The most suitable structure seemed likely to be a federation of these various nationalities with a fairly weak central government and a high degree of local autonomy, which was also sensible in view of the long distances between the centres of population and the disastrous state in which communications had been left by the war and subsequent tumults. It was possible, therefore, to reach agreement with the Chinese that both they and the Western allies would favour, or at least do nothing to oppose, the creation of a loose federation of this kind and that neither would seek to establish a dominant position with regard to it.
These Central Asian republics were inhabited by the remains of the Turkic and Iranian peoples after the great westward migrations from this area which had overrun first Iran and then Asia Minor. They had themselves had a glorious past but had more recently sunk from sight after conquest by Tsarist Russia and incorporation after 1919 in the Union of Soviet Socialist Republics. Only recently, in the 1970s, had their historical cities and monuments become the target of Western tourists, dazzled by the romantic names of Bokhara, Tashkent and Samarkand, and by the still brilliant remains of tombs and mosques and palaces.

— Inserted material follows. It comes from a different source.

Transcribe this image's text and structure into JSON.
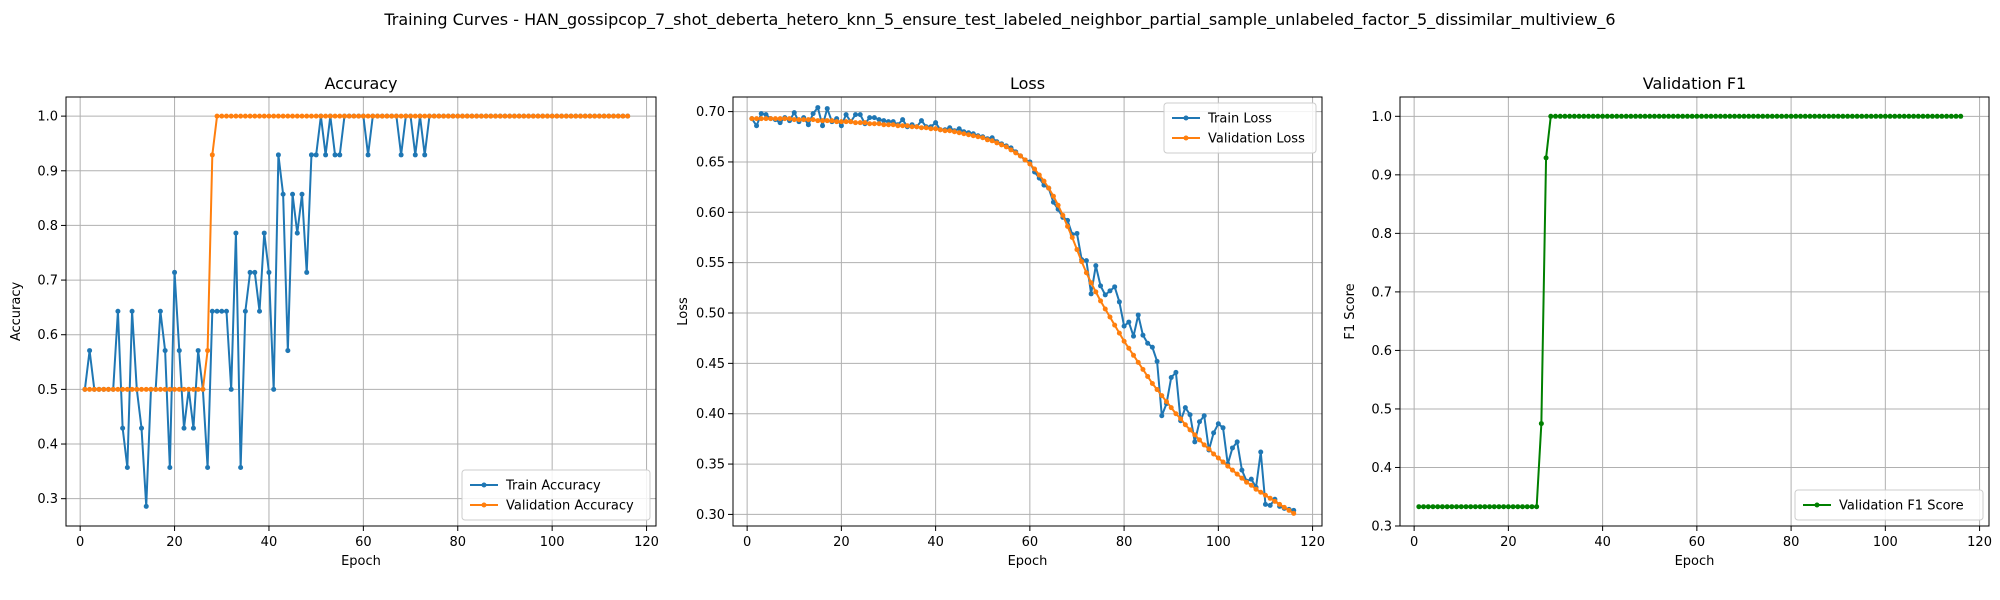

Their populations now amounted to some forty to fifty million people, the vast majority still speaking Turkic or Iranian languages as their mother tongues, in spite of strenuous efforts by Moscow to promote Russianization, and still maintaining allegiance to the Moslem religion, in spite of the closure of mosques and much hostile propaganda by the Soviet bureaucracy.

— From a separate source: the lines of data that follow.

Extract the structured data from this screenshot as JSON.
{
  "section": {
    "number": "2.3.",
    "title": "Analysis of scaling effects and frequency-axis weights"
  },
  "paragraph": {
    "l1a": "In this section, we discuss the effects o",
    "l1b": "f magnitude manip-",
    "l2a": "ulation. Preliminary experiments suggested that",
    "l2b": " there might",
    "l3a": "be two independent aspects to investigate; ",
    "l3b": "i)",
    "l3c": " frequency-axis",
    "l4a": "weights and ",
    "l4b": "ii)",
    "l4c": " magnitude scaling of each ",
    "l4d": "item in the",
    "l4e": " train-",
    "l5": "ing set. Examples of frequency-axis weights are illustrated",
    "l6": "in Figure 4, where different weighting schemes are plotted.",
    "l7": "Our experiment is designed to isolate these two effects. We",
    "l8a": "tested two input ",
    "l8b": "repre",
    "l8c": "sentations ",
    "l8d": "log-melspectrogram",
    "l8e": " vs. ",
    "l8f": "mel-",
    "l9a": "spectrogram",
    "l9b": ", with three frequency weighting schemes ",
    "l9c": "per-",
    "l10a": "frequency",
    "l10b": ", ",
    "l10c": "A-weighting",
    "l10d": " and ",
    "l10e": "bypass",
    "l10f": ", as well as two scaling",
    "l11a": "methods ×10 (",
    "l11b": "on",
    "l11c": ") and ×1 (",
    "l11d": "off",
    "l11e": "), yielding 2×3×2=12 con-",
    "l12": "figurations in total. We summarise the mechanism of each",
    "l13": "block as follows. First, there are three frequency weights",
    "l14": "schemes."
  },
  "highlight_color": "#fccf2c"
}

There had not for many years been any evidence of nationalist agitation in this area. Material living standards had greatly improved since the period of native rule and there was just enough latitude in the use of the native languages and the promotion of native culture to satisfy the rather mild aspirations of the ethnic leaders. It was the events of 1979-80 in neighbouring Moslem territories which began to draw the attention of the inhabitants to the outside world, and made them more aware of the existence of fellow Moslems. They could not fail to note the contrast between the comparatively tolerant behaviour of the Soviet masters whom they saw in their midst and the behaviour of the same Soviets in Afghanistan, where a people of similar stock to themselves were visibly oppressed by the imposition of a communist regime and then violently attacked when they tried to express their opposition to it.